Sul tema dell’età pensionabile, tanto per intenderci, da tempo sarebbero sul tavolo proposte di riforma volte ad utilizzare le risorse ricavate dall’elevazione della soglia anagrafica per le donne per finanziare un nuovo welfare di sostegno alla famiglia in grado di incoraggiare la partecipazione femminile al mondo del lavoro.
Ma queste riforme sono state sempre osteggiate da un “partito delle donne” perfettamente inserito nella cultura politica di questo paese, che è quella di preferire comunque l’uovo (presunto certo) oggi alla gallina (potenziale) domani.Si è preferito capitalizzare politicamente la naturale avversione al cambiamento, piuttosto che cercare di spiegare alle donne il senso dello scambio tra “meno tutele” e “più opportunità professionali”. Si è difesa la trincea fino a bruciarsi la finestra temporale in cui sarebbe stata possibile una seria riforma stile “welfare-to-work” – fino ad arrivare al punto in cui i soldi risparmiati servono in pratica solo per pagare un po’ di interessi sul debito.

Se l’innalzamento a 65 anni dell’età del ritiro fosse avvenuta – che so – quindici anni fa, anziché andare a regime nel 2026, le donne avrebbero ottenuto molto in cambio. Ad esempio un paese con un economia in crescita – mica poco…
E invece “niente in cambio”. Pensioni magre, poche possibilità di lavoro, scarse chances di carriera. E’ questo il triste lascito per le donne di un femminismo conservatore che ha scelto di stare ai diritti delle donne con lo stesso spirito con cui la CGIL sta ai diritti di lavoratori, cioè di coltivare l’illusione che il “benessere” esista a prescindere e che il “gioco” consista nel difendere diritti “acquisiti” e nell’acquisirne di nuovi.

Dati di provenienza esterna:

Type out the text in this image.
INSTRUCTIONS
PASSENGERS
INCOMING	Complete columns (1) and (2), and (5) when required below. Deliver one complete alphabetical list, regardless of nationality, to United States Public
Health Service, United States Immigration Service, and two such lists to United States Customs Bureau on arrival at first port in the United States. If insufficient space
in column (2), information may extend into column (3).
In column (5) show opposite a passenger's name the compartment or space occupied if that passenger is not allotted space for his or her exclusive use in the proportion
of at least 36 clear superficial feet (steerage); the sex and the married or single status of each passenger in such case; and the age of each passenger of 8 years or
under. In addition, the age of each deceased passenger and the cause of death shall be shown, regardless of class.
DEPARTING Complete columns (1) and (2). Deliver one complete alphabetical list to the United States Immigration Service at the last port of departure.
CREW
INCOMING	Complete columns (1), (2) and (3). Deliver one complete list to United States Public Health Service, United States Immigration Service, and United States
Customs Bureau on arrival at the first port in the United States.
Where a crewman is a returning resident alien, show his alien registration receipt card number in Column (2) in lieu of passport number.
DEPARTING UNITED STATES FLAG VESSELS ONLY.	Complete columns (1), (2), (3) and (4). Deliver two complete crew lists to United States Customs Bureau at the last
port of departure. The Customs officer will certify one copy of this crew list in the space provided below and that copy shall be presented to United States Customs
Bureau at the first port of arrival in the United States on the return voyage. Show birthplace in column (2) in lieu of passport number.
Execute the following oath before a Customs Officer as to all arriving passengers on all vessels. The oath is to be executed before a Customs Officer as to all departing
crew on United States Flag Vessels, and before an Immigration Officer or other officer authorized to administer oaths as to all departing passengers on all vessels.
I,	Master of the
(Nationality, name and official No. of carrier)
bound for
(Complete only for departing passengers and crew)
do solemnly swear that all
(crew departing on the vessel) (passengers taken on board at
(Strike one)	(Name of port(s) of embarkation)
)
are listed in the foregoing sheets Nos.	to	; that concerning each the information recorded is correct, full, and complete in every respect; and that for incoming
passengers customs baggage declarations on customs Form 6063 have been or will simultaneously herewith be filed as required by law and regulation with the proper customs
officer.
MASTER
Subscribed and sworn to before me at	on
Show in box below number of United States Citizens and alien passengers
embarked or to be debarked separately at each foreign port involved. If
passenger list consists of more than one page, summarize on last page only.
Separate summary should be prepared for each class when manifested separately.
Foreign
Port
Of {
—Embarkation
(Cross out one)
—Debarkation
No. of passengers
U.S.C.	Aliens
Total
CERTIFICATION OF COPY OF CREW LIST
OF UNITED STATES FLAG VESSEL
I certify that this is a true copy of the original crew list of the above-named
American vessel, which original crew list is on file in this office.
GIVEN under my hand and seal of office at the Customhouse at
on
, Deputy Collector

Non funziona così. Niente è scontato – né i posti di lavoro, né gli stipendi, né i soldi con cui vengono pagate le pensioni. Ed in un mondo che cambia sempre più velocemente stare fermi non è una buona idea.
La scelta della “lobby rosa” di puntare tutto in questi anni sulle piccole posizioni di rendita – da un regime privilegiato sulle pensioni, all’affidamento esclusivo dei figli, fino alle “quote rose” – si è rivelata alla prova dei fatti assolutamente perdente, non solo per la sua inefficienza in termini economici, ma anche perché ha portato con sé un’avversione ad accettare la sfida di una società aperta e di un’economia libera.

Eppure solamente liberalizzando e “riaprendo” l’Italia si possono innescare le condizioni per combattere la crisi e per creare quegli spazi e quelle opportunità che possono valorizzare il contributo sociale ed economico di tante donne per le quali il vero “soffitto di vetro” oggi è rappresentato dal fatto di vivere in un paese bloccato ed in declino.